Showing and Telling / by Elizabeth Anthony

As I mentioned in my last newsletter, I have a show up at the Bozeman Public Library through the month of September, called “A Picture and a Thousand Words.  I partnered with my neighbor and plein air painting buddy Kim Epskamp to create the show, which features our artworks and our writing - my poetry and Kim’s nonfiction prose.

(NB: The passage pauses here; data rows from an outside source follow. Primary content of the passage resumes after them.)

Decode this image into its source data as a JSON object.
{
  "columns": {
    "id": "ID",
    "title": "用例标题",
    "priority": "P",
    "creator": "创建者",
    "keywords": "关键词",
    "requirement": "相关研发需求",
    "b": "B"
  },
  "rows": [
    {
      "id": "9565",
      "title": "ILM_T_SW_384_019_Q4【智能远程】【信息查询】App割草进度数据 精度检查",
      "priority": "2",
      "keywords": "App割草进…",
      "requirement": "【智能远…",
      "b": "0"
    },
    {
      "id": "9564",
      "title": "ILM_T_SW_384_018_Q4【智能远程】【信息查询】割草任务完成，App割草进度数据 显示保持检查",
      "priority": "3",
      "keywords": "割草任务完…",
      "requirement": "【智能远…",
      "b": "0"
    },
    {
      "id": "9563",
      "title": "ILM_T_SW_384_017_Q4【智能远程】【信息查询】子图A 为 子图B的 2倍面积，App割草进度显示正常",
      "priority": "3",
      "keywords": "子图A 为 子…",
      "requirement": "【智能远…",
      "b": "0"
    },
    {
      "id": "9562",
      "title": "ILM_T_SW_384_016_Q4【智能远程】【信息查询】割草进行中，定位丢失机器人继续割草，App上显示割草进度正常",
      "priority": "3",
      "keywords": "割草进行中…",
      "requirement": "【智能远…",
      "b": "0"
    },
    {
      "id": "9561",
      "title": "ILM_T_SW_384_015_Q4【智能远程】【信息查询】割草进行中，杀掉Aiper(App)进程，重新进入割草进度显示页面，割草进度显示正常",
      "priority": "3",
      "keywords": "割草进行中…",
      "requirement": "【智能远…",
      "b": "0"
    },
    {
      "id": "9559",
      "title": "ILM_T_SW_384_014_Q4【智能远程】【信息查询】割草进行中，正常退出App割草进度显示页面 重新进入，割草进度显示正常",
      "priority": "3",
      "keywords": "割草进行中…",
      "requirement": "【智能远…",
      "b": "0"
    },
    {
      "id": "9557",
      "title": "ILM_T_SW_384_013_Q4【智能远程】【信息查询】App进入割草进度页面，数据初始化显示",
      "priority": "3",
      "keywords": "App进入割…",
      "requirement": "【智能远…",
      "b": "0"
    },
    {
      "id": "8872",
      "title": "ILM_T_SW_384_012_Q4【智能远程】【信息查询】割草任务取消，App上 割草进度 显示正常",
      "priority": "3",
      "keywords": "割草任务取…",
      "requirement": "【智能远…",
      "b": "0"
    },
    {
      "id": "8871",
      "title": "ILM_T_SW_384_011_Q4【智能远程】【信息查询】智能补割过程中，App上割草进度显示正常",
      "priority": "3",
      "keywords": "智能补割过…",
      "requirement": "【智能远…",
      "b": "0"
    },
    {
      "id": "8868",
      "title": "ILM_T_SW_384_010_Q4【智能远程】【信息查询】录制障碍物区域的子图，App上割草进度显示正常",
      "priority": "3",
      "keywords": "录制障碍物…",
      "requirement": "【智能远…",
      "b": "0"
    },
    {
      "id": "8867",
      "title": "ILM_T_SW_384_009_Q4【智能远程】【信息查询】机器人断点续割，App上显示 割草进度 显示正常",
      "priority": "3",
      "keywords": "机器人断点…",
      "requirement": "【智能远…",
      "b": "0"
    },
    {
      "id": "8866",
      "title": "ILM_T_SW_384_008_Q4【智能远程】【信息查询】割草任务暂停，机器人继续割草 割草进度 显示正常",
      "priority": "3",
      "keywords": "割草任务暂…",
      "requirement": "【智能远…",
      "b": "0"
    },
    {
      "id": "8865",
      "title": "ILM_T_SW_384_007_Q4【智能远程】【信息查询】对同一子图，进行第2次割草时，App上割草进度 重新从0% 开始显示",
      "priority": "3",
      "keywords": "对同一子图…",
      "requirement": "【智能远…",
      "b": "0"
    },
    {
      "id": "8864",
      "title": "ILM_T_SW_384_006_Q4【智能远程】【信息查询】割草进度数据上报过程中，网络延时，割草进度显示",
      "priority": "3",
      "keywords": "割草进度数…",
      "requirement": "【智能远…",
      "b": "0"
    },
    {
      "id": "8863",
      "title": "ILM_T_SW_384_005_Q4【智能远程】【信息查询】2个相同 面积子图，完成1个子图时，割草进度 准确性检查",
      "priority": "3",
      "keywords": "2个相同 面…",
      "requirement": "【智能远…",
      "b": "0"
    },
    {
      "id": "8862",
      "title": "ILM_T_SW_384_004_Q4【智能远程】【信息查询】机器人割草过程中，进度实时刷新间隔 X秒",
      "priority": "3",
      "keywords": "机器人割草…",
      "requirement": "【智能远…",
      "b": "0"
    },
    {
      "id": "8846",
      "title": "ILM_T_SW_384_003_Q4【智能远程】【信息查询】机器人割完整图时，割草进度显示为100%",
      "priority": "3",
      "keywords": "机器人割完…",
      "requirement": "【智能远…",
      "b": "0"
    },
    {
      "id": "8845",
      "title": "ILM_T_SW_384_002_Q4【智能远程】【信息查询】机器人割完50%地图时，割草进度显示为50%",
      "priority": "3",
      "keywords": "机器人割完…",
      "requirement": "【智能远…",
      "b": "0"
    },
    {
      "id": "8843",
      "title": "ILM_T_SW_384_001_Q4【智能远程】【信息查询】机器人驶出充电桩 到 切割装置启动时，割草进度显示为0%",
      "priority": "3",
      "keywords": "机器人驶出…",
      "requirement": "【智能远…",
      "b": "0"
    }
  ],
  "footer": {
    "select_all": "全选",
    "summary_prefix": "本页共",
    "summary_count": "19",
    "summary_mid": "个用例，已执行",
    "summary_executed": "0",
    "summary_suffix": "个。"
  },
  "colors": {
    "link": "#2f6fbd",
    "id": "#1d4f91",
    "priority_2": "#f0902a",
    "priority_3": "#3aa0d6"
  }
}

Standing beside my painting of Point Dume. Oil on canvas, 36” x 48”, 2024, $2500,

From August into September, I also had a show of my prints at the best coffeeshop in Bozeman, Wild Joe’s Coffee Spot on Main Street.  Next month, I’m hanging some pieces at another popular Main Street hangout.  Then I’m going back to the studio, and into the great outdoors, to find inspiration for the next body of work, and to recapture a sense of playfulness.  I want to find out what interests me right now.  I sense that it will involve people. I plan to try new things, both subject matter and materials.  I also plan to put my poetry out into the literary space and see where it takes hold. Here is my poem Malibu, from the show.

Malibu

Malleable blue

hue mer

(an ocean joke)

wavelets and libations

delineated by terra firma,

landslid from mountain wrinkle

to welling tidepools.



The irony of laying claim to

your restless molecules of silica and sea!

Some lawyer said

 “the mean high tide line” 

equals something like “mine.”

The Chumash would spin in their graves

at the idea of owning you.



Oh you overdetermined slice of land,

sashaying your azure wavelengths,

making my memories vibrate

with your golden light too actual.

I have to write around you,

in curling surf 

that touches and recedes,

touches and recedes,

because you’re too fraught

for any postcard.

-Elizabeth Anthony

At Wild Joe’s, in front of Phaeton’s Fall, Monotype, 11”  x 15” (framed 20” x 28), 2023, $275.

That’s the yin and yang of life as an artist.  You make work, then you show it.  And you have to promote it.  That’s the telling part.  Ideally you sell it.  But you have to maintain confidence in your work even if it doesn’t sell.  I like to remind myself that Van Gogh sold one painting – one! – during his lifetime.  In between the making and the showing, you also spend quite a few hours on non-creative tasks –  stretching and priming canvases, finding frames and mats, putting the pieces into those frames, attaching D-rings and and wires . . . phew.

Much creating ahead.  But for the next couple of weeks, I’m off to Lisbon, Porto and Paris.  More later on the art scenes in those splendid places.